When I tried to get a better understanding of the use of sea salt, I researched many medical research reports and nasal irrigator manufacturer websites, I discovered something interesting. The manufacturers, who claim the need to use natural sea salt, and many of the published medical researches are both from Europe, yet these medical researched published by Kiehl, MD. and others suggests that using natural sea salt has no effective advantage over regular saline. Many doctors from the US suggest using saline or isotonic saline solution. Researches show that these two solution are equally effective, but isotonic saline solution is slightly basic (saline slight acidic), which makes it more comfortable to use. I have consulted several doctors with extensive studies on this matter; Dr. Grossan suggests that since sea salts have no advantage over saline, it's more expensive, and the possibility of containing feces and waste from ocean organisms might damage the delicate nasal mucosa, he doesn't recommend using natural sea salt for nasal irrigation. Dr. Davidson from UC San Diego ENT suggests that the important thing is to use nasal irrigation diligently, and he also suggests using regular saline.
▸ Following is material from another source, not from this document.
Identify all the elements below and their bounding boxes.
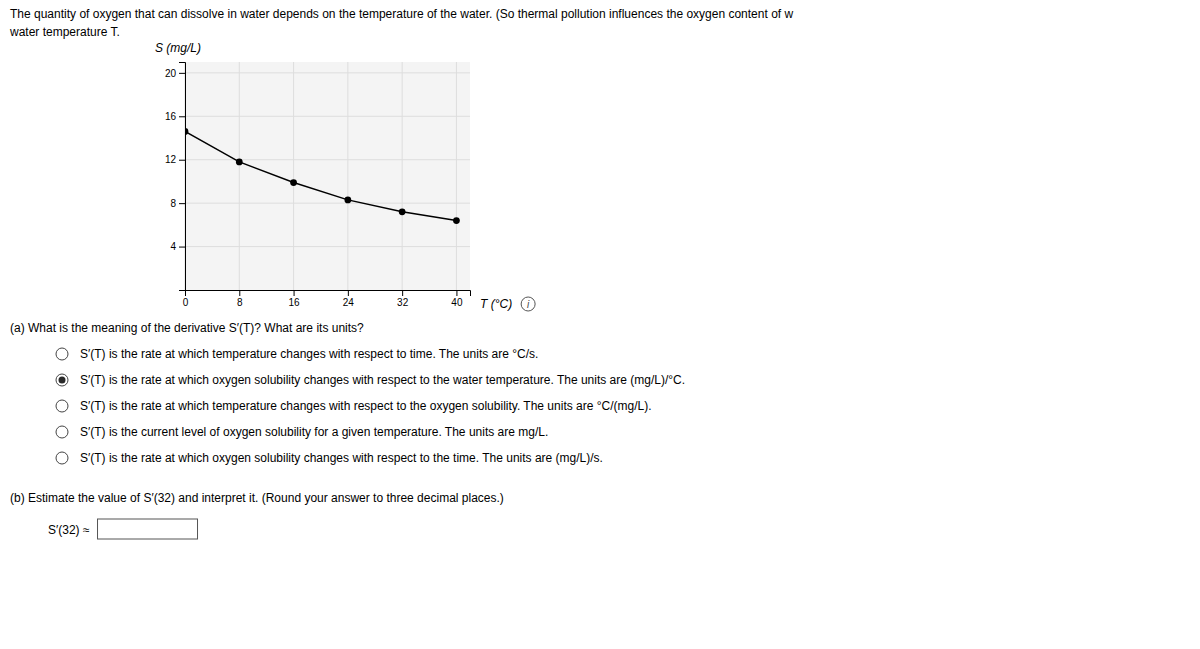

Confirmed in laboratory studies, the only solution that is better for nasal ciliary movement than saline is the Ringer solution, which is commonly used in clinical studies. The Ringer solution is more complex than isotonic solution, however there is currently no clinical reports comparing the effectiveness of the Ringer solution and regular saline. Since it is not easy for most people to prepare their own Ringer solution, I would still recommend using saline or isotonic saline for nasal irrigation. The recipe for saline is 9 grams of salt mixed in 1000 cc of water; isotonic saline contains 6 grams of salt and 3 grams of baking soda in 1000 cc of water. Non-iodine salts and baking soda can both be bought from your nearby grocery stores. For treating rhinitis or sinusitis, we recommend using 1000 cc for every morning and evening. Making your own saline is cheap, safe and effective, however if you buy those natural sea salt for nasal irrigation, the cost could burn a hole in your wallet. As an advocate for nasal irrigation, and for the sake of the patients, I would recommend using saline or isotonic saline for nasal irrigation.